McGowen breaks down his walnut station clientele into three groups.

“First, there are the ‘professionals,'” he said. “They’re out here every day; they get up in the morning and pick walnuts all day long, then come here in the late afternoon or evening to unload them and get their check. Then they get up the next morning and do it all over again.

“Then there’s another group with two different types of people. There’s the ones who are mostly older who do it not for the extra money, because they’ve worked all their lives and they’re retired, but they still like to get out and do things. So because it happens to be walnut season, it gives them something to do while it also supplements their income.

“The other type are the people who are in between jobs or unemployed and they’re out here trying to make some extra money on purpose.

“And there’s one other group – they just clean their yard so they can mow one last time.”

By the time an average season is over, Hammons has purchased enough walnuts at its Houston station to provide close to $50,000 boost to Texas County’s economy.

“That’s a big impact on our community,” McGowen said. “That’s money that’s coming in from somewhere else and going to local people who pick these things up off the ground. That’s a lot of money that will come in from Stockton and be put in this local economy.”

At the heart of any hulling station is a machine designed to remove the soft outer portion of the walnut fruit – known as hulls, or husks – from the hard inner portion. McGowen said Hammons overhauls Houston’s hard-working machine each year, but because of the long hours it puts in, it inevitably needs some attention each season.

“They power wash it and repaint it and check for obvious things, like making sure the bearings, pulleys and belts are in good shape,” he said, “but every year I have to change something on it anyway.”

Walnut husks have been used in many applications over the years, including medicinal, and several websites describe their use in treating skin conditions and other maladies.
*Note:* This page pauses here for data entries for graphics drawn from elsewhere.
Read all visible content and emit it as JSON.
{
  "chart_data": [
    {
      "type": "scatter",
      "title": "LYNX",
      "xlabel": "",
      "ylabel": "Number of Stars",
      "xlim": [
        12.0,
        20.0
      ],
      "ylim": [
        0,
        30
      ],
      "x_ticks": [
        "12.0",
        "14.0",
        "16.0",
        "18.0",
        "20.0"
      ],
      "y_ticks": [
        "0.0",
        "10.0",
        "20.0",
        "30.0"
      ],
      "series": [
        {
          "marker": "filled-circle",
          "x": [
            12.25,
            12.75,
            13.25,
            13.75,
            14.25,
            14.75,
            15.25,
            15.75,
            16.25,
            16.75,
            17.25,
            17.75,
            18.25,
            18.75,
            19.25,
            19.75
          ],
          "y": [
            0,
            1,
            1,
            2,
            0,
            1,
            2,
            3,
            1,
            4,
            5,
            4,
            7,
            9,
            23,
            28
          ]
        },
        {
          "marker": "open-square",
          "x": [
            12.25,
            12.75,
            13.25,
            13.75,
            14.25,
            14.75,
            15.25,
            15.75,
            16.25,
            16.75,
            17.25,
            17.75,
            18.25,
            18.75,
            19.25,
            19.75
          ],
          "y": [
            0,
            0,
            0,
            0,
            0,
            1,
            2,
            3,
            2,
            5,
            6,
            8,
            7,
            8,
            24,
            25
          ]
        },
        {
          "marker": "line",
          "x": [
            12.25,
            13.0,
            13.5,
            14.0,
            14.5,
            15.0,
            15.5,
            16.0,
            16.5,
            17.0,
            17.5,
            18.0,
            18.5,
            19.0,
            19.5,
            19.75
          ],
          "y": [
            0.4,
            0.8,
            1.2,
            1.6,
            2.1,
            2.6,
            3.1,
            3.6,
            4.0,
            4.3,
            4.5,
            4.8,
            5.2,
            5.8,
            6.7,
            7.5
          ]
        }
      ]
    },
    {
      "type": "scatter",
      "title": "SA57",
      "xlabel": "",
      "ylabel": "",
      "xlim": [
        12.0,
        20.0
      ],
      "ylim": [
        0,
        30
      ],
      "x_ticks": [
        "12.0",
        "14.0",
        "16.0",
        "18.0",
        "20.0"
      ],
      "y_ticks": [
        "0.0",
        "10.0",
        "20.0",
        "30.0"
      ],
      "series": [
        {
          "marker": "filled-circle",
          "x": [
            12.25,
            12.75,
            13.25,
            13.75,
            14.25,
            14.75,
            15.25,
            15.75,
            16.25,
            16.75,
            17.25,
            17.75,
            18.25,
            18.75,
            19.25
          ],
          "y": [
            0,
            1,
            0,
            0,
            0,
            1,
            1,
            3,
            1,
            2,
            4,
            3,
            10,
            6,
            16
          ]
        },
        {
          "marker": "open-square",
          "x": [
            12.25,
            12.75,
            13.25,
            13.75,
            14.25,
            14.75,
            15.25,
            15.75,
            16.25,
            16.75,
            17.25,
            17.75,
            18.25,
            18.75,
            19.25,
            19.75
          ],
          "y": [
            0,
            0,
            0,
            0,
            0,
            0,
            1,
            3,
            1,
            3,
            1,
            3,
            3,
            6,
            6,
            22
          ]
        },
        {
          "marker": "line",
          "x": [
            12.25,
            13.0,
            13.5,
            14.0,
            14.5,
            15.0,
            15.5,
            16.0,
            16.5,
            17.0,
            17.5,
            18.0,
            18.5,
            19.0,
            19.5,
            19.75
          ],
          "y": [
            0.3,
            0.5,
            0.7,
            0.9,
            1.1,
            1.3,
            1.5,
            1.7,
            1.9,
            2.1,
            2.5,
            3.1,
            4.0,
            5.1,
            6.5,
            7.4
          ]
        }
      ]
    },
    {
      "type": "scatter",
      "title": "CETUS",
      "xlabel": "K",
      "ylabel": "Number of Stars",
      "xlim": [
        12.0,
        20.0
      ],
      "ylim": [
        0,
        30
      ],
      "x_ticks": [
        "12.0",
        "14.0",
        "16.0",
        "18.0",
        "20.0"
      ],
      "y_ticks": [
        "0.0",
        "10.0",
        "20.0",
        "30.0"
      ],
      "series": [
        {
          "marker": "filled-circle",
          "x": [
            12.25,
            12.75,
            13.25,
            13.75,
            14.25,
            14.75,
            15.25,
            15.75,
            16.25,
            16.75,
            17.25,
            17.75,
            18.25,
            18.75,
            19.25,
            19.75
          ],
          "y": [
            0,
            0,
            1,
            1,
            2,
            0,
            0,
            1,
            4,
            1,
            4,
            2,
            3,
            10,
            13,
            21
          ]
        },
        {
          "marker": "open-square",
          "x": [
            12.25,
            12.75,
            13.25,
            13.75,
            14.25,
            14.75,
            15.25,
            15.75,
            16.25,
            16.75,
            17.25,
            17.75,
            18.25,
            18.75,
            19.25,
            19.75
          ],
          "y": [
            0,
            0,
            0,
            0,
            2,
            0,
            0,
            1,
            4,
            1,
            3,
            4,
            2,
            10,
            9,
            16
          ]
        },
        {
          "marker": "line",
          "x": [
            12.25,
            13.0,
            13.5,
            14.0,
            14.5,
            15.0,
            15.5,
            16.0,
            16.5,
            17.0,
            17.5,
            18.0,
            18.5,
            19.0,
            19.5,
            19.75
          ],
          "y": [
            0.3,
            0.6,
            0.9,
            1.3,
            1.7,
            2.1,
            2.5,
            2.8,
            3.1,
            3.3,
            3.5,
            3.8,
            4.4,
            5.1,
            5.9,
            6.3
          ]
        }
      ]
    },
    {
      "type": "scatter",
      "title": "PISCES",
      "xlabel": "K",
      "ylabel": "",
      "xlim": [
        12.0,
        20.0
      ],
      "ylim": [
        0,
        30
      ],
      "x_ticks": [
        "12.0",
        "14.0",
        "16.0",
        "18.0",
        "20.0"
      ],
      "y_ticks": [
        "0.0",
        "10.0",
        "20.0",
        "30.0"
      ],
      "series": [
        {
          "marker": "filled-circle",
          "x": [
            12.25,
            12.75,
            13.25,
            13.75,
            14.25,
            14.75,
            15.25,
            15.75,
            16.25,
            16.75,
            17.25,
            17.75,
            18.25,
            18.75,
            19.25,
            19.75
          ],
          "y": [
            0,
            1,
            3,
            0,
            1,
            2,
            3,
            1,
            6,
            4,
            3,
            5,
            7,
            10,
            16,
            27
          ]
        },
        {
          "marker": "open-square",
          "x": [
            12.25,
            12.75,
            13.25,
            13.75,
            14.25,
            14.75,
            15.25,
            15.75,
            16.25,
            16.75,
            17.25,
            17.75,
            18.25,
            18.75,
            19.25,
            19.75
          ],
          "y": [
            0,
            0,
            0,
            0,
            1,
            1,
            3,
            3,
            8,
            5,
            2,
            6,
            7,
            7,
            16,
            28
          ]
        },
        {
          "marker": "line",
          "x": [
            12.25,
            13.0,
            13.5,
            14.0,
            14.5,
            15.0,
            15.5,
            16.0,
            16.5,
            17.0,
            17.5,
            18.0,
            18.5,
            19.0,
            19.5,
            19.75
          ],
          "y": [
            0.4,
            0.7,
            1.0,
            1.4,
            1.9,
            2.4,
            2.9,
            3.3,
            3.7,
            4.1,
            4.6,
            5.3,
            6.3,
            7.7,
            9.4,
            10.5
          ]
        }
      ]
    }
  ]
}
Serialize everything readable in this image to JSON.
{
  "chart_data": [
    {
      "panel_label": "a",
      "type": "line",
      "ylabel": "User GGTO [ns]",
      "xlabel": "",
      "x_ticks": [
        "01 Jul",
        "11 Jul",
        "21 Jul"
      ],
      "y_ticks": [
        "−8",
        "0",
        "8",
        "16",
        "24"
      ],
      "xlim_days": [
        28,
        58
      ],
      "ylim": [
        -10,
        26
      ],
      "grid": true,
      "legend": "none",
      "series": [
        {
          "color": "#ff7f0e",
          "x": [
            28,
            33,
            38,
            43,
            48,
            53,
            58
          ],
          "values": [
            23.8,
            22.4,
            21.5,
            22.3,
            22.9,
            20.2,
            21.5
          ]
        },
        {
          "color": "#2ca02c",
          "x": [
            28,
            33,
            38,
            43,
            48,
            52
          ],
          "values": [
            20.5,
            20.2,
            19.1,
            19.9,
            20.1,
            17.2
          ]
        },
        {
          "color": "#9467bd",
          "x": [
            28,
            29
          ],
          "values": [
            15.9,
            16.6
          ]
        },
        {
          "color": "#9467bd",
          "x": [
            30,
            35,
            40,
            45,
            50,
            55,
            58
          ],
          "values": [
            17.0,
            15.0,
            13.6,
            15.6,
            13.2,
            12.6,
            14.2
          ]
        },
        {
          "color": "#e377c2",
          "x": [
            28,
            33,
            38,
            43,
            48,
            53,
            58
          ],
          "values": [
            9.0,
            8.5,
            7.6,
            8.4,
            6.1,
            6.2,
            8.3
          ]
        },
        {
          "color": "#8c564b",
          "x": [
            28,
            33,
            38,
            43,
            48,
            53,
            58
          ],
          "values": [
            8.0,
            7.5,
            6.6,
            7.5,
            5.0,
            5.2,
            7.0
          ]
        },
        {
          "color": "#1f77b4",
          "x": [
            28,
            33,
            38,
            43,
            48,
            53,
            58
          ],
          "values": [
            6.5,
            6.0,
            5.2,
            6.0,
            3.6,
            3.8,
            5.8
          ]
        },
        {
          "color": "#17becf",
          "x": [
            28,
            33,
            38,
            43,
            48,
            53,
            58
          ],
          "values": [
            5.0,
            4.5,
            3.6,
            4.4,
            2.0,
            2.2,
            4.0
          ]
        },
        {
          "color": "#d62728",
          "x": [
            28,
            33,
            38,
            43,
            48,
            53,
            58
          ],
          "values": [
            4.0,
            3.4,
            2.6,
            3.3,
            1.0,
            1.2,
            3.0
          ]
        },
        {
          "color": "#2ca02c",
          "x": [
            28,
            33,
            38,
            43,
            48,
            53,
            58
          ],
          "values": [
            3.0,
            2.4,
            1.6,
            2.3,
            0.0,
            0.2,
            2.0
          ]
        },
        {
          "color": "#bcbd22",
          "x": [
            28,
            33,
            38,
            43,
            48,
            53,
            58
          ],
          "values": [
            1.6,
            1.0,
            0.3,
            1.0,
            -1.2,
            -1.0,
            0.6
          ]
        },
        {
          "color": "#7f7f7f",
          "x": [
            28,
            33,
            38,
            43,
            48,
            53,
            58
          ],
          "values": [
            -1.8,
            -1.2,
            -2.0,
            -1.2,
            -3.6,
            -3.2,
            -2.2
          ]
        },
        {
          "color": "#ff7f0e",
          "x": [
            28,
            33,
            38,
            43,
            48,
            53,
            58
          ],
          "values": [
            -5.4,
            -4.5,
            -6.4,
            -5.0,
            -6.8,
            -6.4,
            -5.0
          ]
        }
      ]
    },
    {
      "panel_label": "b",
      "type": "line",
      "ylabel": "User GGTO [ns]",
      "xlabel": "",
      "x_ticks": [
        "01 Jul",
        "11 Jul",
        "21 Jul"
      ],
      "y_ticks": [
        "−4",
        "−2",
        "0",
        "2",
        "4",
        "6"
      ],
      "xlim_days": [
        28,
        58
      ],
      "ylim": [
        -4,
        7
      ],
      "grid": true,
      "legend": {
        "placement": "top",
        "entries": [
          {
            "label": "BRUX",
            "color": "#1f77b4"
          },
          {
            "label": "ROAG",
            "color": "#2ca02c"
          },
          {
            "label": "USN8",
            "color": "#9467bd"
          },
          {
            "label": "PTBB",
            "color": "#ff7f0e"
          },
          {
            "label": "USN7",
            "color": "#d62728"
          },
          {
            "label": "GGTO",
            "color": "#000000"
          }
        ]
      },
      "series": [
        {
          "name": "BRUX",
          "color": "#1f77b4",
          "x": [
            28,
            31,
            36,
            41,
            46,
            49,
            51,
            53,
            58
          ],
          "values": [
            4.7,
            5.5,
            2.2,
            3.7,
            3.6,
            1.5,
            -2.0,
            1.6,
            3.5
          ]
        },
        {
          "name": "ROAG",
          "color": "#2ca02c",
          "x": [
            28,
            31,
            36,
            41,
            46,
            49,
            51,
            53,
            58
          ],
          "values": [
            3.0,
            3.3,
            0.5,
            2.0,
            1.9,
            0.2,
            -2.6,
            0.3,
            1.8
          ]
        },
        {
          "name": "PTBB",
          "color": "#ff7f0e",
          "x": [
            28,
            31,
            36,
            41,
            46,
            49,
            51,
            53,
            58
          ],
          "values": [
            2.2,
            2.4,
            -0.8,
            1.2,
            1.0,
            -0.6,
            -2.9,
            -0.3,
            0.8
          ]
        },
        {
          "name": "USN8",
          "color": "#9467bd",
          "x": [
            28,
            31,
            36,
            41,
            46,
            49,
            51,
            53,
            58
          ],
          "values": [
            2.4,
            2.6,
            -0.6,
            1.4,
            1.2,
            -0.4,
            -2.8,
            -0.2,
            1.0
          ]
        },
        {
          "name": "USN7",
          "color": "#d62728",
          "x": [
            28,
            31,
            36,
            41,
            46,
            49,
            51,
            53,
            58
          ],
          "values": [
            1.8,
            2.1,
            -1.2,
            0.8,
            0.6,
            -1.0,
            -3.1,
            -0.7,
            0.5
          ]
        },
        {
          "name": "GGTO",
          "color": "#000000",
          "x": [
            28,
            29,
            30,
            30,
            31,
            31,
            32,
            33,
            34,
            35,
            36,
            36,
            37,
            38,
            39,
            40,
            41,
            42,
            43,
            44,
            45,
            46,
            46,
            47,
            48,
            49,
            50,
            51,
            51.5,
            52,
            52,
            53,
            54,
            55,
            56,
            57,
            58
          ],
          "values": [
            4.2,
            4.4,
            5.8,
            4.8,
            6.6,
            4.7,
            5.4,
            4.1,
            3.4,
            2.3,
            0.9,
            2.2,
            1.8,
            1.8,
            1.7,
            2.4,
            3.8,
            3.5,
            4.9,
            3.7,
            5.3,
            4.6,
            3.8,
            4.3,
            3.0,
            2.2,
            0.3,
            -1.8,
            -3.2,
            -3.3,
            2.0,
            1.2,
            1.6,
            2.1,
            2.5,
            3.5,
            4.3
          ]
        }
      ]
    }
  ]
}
Ground up husks are also said to be effective in controlling bugs, and McGowen said that every year a few people take some of the leftovers from the Houston hulling station and sprinkle it around the perimeter of their homes.

“We also get people who take the husks and make dye for Civil War era clothing,” he said. “And we have a guy who dries it and sells it to some sort of herbal company.

“There are a lot of ways people use this stuff.”

Some people pick walnuts to make money, and some do it for enjoyment, but McGowen recalls a woman who picked to save money.

“I don’t remember her name,” he said. “but she once said to me, ‘I never used to pick up walnuts until three years ago. I used to rake them to the ditch and burn them or mow them. But I found out one thing: by the time you buy new lawn mower blades and a new window, it’s worth picking them up. Those little things are like missiles.'”

Buying at all Hammons hulling stations will continue through Oct. 31.